What I want, as elasticsearch is only running on localhost and is not open to the world is just some form of authorization (user) against elasticsearch so the content cannot be read by everyone on the machine.
But it seems search-guard is not able to do this because TLS encrypted communication is mandatory for the install. Am I right with this assumption? Because tbh there is no need for a TLS communication if I communicate from localhost (graylog) to localhost (elastic) on the same node.
Are there any other solutions for this problem maybe.
Would appreciate any help, thanks!
For HTTP TLS is optional, for internode communication (transport protocol) it is mandatory.
But OpenSSL is totally optional - if there are problems (like in your case) we just fallback to use TLS implementation of the JVM. So you can just ignore that. If you are on Java 11 there are also no big performance gains anymore of using OpenSSL over JVM TLS. If you are on Java 8 and can not use OpenSSL you can adjust the cipher suites to use CBC mode instead of GCM to make things faster. See https://github.com/floragunncom/search-guard/issues/310#issuecomment-372145935
Thanks for your reply, yes I understand that it is mandatory for node communication in a case where the nodes are on different machines, because this is the only thing that makes sense. But there is no real internode communication in this case as it is on the same machine.

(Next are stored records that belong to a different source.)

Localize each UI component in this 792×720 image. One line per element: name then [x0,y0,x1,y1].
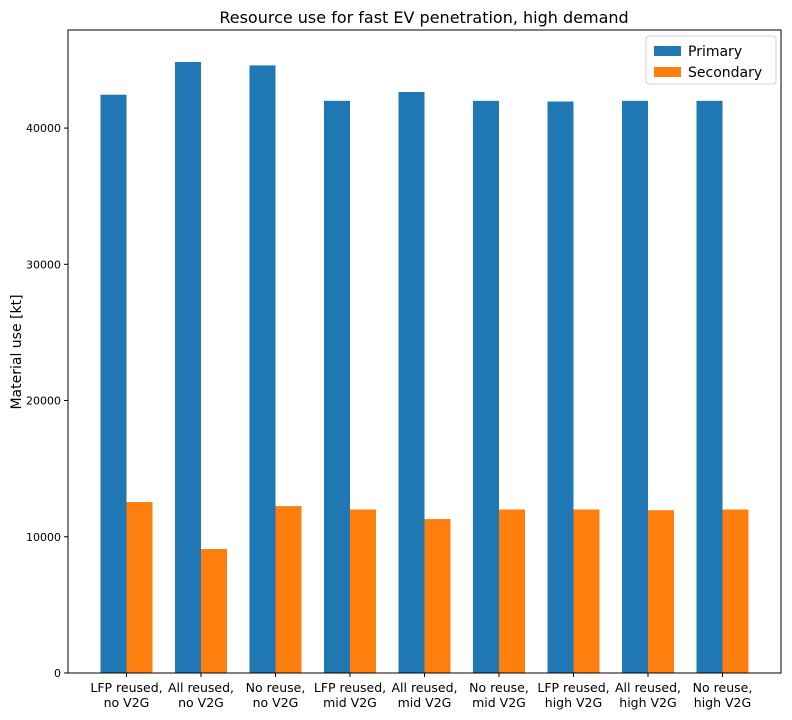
legend-swatch-secondary [654,67,681,77]
bar-secondary-1 [126,502,153,673]
x-tick-label-1: LFP reused, no V2G [90,680,162,710]
y-tick-label-5: 40000 [26,122,61,135]
y-tick-label-1: 0 [54,667,61,680]
bar-secondary-8 [648,510,674,673]
x-tick-label-3: No reuse, no V2G [246,680,306,710]
bar-primary-7 [547,101,574,673]
bar-primary-2 [175,62,201,673]
legend-label-primary: Primary [688,44,742,60]
bar-primary-5 [398,91,425,673]
bar-primary-4 [324,100,350,673]
y-axis-label: Material use [kt] [9,294,25,409]
bar-primary-3 [249,65,276,673]
bar-primary-1 [100,94,127,674]
bar-primary-6 [473,100,499,673]
x-tick-label-6: No reuse, mid V2G [469,680,529,710]
x-tick-label-2: All reused, no V2G [168,680,234,710]
y-tick-label-2: 10000 [26,531,61,544]
bar-secondary-4 [350,509,376,673]
x-tick-label-8: All reused, high V2G [615,680,681,710]
legend-label-secondary: Secondary [688,65,762,81]
x-tick-label-5: All reused, mid V2G [391,680,457,710]
x-tick-label-4: LFP reused, mid V2G [314,680,386,710]
y-tick-label-3: 20000 [26,395,61,408]
legend: Primary Secondary [645,35,777,85]
x-tick-label-7: LFP reused, high V2G [537,680,609,710]
y-tick-label-4: 30000 [26,258,61,271]
bar-secondary-2 [201,549,227,673]
x-tick-label-9: No reuse, high V2G [693,680,753,710]
bar-primary-9 [696,100,723,673]
bar-primary-8 [622,100,648,673]
chart-title: Resource use for fast EV penetration, hi… [219,8,628,27]
bar-secondary-3 [275,506,302,673]
bar-secondary-9 [722,509,749,673]
bar-secondary-7 [573,509,600,673]
legend-swatch-primary [654,46,681,56]
bar-secondary-5 [424,519,451,673]
bar-secondary-6 [499,509,525,673]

Anyway as said in the other thread I will give the netty debug a try and then get back to you.
But to get back on that topic here, a possibility to just use user authentication against Elastic without the hassle to have to use TLS (because for local installs this is unneeded work setting up, it just complicates things) would be a great benefit
See https://search-guard.com/search-guard-ssl-tls/ and we have no plans to change it. But Search Guard is an open source project and maybe you just like to fork it and adapt it to your needs.
Ok thanks for getting back to me on this. So will go through TLS setup anyways then (I will script it) and try now to get OpenSSL working with netty debug of the static lib, thanks
This topic was automatically closed 21 days after the last reply. New replies are no longer allowed.